Too many people make the dangerous roundtrip from hospital to nursing facility and back again. These transfers may increase risks of delirium, medication errors, falls, and infection. There is no doubt that some patients die as a result of these transfers. And, they cost payers—Medicare, Medicaid, and private insurance—hundreds of millions of dollars each year.

The real tragedy: By some estimates as many as 60 percent of these rehospitalizations are preventable. 

Now, nursing facilities and their partner hospitals are taking steps to cut these readmissions. In researching a new article for the journal Health Progress, published by the Catholic Health Assn., I had the chance to visit and talk to some of the nation’s most creative senior service providers. And I learned about both the challenge of reducing hospital readmissions and some cutting-edge solutions.

Some of these initiatives are being driven by new Medicare rules. Among them: On Oct 1, Medicare will begin cutting  payments to hospitals where too many patients are readmitted within 30 days of discharge. While the initial penalties are relatively modest and for only three conditions—heart failure, pneumonia, and heart attacks—they will gradually stiffen. And the new rules seem to have changed the mindset of many hospital administrators.

Increasingly, hospitals are improving discharges and keeping a close eye on patients after they leave. No longer do they abandon their patients once they roll out the front door. Many are putting transition programs in place—often using care managers, social workers, or nurses—to assist patients who are discharged to home. And slowly, they are beginning to work more closely with nursing facilities—both skilled nursing and long-stay nursing homes—to reduce readmissions.

At the same time, the best nursing facilities are making big changes of their own. They include:

  • Increasing staff and improving training for nurses and aides to help them identify and treat situations that can lead to hospitalizations.  At Wheaton-Franciscan Healthcare in Wisconsin, nursing facility aides are trained to identify warning signs in heart failure patients and how to communicate what they see to staff nurses. These steps often prevent a crisis before it occurs.    
  • Working with primary care doctors to encourage them to allow the nursing facility to treat many acute episodes rather than ordering patients back to the hospital.
  • Asking patients, residents, and their families whether they want to be hospitalized. When Hebrew Senior Life asked patients at its post-acute care nursing facility in Boston what they wanted, it discovered many preferred to stay where they were. Now, the HSL system is expanding this program to residents of its long-stay nursing home.

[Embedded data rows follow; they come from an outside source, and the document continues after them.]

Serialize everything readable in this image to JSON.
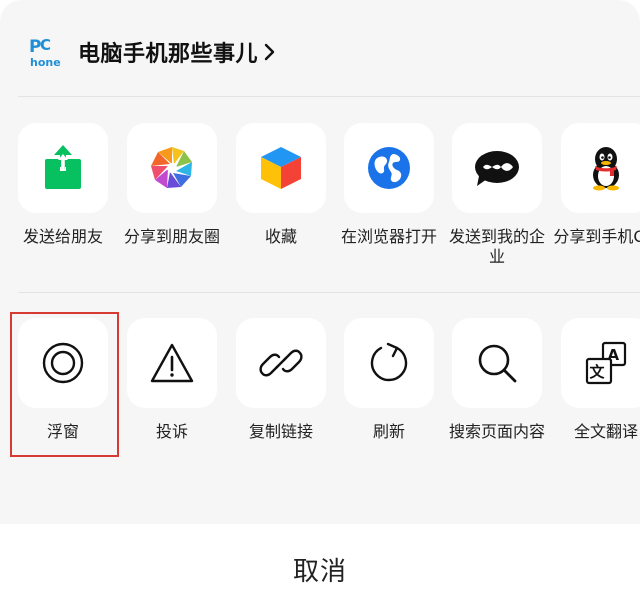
{
  "header": {
    "logo_text": "PC hone",
    "title": "电脑手机那些事儿"
  },
  "row1": [
    {
      "label": "发送给朋友",
      "icon": "share-upload-icon"
    },
    {
      "label": "分享到朋友圈",
      "icon": "moments-aperture-icon"
    },
    {
      "label": "收藏",
      "icon": "favorites-cube-icon"
    },
    {
      "label": "在浏览器打开",
      "icon": "browser-globe-icon"
    },
    {
      "label": "发送到我的企业",
      "icon": "wecom-icon"
    },
    {
      "label": "分享到手机QQ",
      "icon": "qq-penguin-icon"
    }
  ],
  "row2": [
    {
      "label": "浮窗",
      "icon": "floating-window-icon"
    },
    {
      "label": "投诉",
      "icon": "warning-triangle-icon"
    },
    {
      "label": "复制链接",
      "icon": "link-icon"
    },
    {
      "label": "刷新",
      "icon": "refresh-icon"
    },
    {
      "label": "搜索页面内容",
      "icon": "search-icon"
    },
    {
      "label": "全文翻译",
      "icon": "translate-icon"
    }
  ],
  "cancel_label": "取消",
  "colors": {
    "sheet_bg": "#f6f6f6",
    "tile_bg": "#ffffff",
    "highlight_border": "#d63a32",
    "green": "#07c160",
    "blue": "#1a73e8"
  }
}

Steps such as these are especially important since more patients are receiving post-acute and post-surgical care in skilled nursing facilities rather than in hospitals themselves.

It is important to keep in mind that reducing hospitalizations is not the goal: The real aim is improving the quality of care for these patients, many of whom need both medical care and personal assistance. Sometimes, they should be hospitalized. But often, they can receive the best care by staying where they are.

The medical and long-term care systems have a long way to go in their efforts to improve care for the frail elderly and others with severe chronic disease. But finally they are beginning to take some big steps down that road.